Could dark microglia remodel the extracellular matrix?

Microglia, the brain’s resident immune cells, play an important role in regulating a person’s brain function and behaviour throughout their lifetime. More specifically, these cells are essential regulators of synaptic plasticity – the ability for brain connections to change, which is fundamental to learning and memory – and behaviour. This ability may become compromised with chronic stress, thus leading to behavioural alterations and cognitive impairment. Among the underlying mechanisms, in addition to directly removing synaptic connections through their phagocytosis, microglia were shown to remodel the extracellular matrix (ECM), a structure that binds together the brain cells and their compartments. This remodelling of the ECM could underlie microglia’s role in learning, memory, and behaviour. It’s possible that chronic stress could compromise this process.

tremblay2021_160x220Using a new NSERC Discovery Grant, Dr. Marie-Ève Tremblay (pictured) and her research team, including students Jared VanderZwaag (PhD student) and Antonia Landwehr (MSc student), plan to find out whether dark microglia – a specific form of the immune cell – remodel the ECM in the context of chronic stress. This work is conducted in collaboration with Dr. Laura Maggi at the Sapienza University of Rome and Dr. Sandra Siegert at the Institute of Science and Technology Austria.
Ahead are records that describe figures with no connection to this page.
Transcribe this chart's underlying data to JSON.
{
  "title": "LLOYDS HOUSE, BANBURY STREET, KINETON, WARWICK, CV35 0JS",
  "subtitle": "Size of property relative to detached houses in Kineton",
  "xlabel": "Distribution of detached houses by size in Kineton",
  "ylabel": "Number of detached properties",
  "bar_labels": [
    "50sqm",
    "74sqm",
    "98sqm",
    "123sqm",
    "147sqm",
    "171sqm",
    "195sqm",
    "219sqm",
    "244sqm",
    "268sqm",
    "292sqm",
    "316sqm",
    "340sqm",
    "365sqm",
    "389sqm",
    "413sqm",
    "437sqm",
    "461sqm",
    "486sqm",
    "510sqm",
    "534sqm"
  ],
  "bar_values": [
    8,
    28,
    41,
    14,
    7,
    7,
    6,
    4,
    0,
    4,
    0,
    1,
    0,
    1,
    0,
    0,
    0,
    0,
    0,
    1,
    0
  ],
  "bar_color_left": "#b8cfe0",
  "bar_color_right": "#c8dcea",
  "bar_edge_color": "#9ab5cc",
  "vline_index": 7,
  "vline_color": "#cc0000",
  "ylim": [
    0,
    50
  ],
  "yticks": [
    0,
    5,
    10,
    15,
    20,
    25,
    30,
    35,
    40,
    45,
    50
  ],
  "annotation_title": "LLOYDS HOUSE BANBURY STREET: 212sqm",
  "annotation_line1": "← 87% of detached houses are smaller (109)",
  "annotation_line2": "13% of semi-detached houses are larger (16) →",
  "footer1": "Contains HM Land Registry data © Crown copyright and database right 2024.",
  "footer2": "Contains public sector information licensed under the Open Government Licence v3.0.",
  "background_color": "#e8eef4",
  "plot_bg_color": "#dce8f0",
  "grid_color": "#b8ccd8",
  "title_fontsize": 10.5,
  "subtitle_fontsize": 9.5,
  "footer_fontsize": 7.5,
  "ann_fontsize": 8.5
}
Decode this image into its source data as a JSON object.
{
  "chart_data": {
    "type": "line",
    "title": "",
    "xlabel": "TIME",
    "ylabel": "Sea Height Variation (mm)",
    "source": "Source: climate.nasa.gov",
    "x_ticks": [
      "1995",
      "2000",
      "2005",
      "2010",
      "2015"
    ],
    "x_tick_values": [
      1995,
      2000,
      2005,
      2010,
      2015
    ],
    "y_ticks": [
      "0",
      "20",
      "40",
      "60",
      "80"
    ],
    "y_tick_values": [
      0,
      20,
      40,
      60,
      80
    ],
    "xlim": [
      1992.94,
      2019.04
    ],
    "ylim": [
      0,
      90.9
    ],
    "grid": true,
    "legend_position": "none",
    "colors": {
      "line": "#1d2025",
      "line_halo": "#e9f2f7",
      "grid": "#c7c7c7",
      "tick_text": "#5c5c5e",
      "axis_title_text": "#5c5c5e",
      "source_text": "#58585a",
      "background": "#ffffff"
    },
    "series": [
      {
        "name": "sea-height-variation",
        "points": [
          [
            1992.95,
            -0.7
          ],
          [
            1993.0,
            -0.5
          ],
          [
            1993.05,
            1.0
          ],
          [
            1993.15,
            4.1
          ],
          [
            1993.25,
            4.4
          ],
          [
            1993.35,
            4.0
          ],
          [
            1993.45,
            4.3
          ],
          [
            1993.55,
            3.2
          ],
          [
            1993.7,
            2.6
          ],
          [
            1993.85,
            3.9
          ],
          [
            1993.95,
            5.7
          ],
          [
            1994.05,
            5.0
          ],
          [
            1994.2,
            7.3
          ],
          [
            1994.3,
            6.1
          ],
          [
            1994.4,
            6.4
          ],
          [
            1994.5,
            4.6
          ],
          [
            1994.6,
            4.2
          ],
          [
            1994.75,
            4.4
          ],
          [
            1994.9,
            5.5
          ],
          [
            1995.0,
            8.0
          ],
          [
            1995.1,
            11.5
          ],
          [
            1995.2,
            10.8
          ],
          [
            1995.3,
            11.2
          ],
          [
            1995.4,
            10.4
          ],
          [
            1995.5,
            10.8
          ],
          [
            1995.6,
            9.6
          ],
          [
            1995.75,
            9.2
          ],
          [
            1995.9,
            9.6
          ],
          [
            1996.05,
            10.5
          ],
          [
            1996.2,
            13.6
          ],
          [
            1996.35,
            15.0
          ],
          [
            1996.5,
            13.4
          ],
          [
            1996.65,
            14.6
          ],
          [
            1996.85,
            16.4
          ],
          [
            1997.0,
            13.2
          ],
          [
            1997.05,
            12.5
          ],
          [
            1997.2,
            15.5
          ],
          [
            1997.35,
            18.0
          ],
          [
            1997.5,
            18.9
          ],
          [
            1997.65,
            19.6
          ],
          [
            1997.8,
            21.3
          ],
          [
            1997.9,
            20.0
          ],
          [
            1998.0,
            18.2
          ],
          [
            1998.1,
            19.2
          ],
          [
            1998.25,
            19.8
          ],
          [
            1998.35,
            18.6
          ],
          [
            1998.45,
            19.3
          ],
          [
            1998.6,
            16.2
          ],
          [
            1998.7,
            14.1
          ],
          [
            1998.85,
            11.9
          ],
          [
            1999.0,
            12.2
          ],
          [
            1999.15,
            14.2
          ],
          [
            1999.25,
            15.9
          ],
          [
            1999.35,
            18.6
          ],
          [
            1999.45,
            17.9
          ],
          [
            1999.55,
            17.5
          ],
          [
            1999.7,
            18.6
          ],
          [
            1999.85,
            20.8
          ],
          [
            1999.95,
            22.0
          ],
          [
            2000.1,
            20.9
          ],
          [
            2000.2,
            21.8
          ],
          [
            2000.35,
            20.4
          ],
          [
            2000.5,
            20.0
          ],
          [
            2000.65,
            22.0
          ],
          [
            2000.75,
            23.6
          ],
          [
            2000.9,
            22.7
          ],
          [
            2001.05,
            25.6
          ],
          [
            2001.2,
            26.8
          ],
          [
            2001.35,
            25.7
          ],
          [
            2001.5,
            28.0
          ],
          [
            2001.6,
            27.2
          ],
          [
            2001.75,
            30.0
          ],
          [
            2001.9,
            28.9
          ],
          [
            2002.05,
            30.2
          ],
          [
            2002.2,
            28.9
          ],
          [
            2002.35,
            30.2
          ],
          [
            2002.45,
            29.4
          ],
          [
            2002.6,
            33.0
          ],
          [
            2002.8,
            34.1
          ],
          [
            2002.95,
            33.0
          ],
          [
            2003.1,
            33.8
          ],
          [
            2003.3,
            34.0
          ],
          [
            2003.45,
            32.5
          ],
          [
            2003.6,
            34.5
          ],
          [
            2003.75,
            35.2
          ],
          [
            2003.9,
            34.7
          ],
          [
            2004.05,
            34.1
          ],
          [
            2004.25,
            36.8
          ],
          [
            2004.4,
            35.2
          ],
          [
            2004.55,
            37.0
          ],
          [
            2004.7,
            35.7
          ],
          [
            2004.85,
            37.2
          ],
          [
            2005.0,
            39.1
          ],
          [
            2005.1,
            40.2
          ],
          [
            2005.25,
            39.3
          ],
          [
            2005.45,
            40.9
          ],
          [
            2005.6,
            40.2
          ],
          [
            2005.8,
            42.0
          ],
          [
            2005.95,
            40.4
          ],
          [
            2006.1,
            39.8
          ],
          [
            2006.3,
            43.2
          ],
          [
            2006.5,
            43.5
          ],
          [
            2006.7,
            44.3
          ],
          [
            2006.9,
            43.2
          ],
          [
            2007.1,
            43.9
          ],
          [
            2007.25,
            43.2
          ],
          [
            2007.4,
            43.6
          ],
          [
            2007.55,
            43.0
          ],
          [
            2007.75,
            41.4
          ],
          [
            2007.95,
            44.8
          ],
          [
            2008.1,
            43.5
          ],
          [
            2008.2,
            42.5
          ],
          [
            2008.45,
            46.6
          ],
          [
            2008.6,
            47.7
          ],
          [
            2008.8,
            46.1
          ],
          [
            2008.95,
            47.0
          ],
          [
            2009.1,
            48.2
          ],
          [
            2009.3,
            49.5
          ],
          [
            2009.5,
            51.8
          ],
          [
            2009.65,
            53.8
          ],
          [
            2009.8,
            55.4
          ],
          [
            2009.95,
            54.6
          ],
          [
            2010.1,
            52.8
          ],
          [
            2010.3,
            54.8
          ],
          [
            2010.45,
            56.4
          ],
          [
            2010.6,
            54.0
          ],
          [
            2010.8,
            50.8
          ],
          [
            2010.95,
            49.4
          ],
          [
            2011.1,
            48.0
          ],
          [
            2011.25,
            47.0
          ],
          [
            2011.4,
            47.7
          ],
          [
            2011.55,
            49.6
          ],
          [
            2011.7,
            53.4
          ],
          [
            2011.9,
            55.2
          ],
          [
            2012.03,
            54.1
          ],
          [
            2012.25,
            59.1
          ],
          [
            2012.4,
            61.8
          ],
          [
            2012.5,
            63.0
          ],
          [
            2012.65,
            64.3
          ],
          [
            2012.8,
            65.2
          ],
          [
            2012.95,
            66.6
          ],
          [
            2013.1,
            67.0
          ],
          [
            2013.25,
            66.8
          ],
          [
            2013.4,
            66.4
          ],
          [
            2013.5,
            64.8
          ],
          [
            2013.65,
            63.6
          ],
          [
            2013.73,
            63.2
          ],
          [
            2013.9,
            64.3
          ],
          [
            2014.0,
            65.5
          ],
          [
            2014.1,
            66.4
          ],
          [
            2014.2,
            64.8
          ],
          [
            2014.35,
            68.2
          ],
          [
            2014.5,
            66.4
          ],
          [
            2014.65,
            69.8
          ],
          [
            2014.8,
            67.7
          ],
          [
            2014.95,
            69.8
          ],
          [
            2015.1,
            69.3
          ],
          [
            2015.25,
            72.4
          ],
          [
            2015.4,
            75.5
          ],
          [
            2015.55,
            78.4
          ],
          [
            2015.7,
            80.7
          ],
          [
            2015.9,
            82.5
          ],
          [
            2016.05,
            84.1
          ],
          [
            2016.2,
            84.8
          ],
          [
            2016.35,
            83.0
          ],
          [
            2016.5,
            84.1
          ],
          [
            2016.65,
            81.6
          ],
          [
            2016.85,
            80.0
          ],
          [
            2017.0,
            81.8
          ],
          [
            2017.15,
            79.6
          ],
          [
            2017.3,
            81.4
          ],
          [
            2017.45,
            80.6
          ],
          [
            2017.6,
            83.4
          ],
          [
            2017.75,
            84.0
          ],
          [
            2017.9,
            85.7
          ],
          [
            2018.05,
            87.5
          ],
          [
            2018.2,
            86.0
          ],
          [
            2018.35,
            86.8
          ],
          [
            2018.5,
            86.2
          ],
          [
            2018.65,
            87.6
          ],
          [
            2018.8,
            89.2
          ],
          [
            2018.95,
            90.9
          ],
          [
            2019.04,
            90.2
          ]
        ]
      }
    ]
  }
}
Previous studies from the Tremblay lab suggest dark microglia are abundant and active in youth during brain development, which is when brain connections form and remodel. This activity is normal, and the cells seem to disappear when they’re no longer needed. However, dark microglia are not as common in adults. The cells tend to increase in number after exposure to environmental triggers, such as chronic stress, and this increase seems to correlate with disease, neuropsychiatric and neurodegenerative disorders, and other pathology associated with synaptic loss and cognitive impairment.

Tremblay and her team hypothesize that like normal microglia, dark microglia will regulate the state of lattice-like structures in the ECM called perineuronal nets (PNNs) through their dynamic remodelling. When controlled by normal microglia, this remodelling would ensure a tight balance between plasticity and scaffold maintenance in the adult brain. However, it’s possible that exacerbated or misguided remodelling by dark microglia (which could happen after someone was exposed to chronic stress) will alter the delicate PNNs balance and lead to changes in behaviour and synaptic plasticity across sexes and brain regions.

The lab will use multiple technologies—including multi-modal microscopy, in situ and in vivo electrophysiology, and microglial multi-omics—to test their theory in multiple regions of the brain. In the short term, this work will determine how different states of microglia remodel the brain while under normal and stressful physiological conditions. In the long term, this research program will provide an in-depth understanding of the roles of microglia (including dark microglia) in mediating synaptic plasticity and behaviour, and it will accelerate the development of tools to selectively study the roles and functions of different microglial states.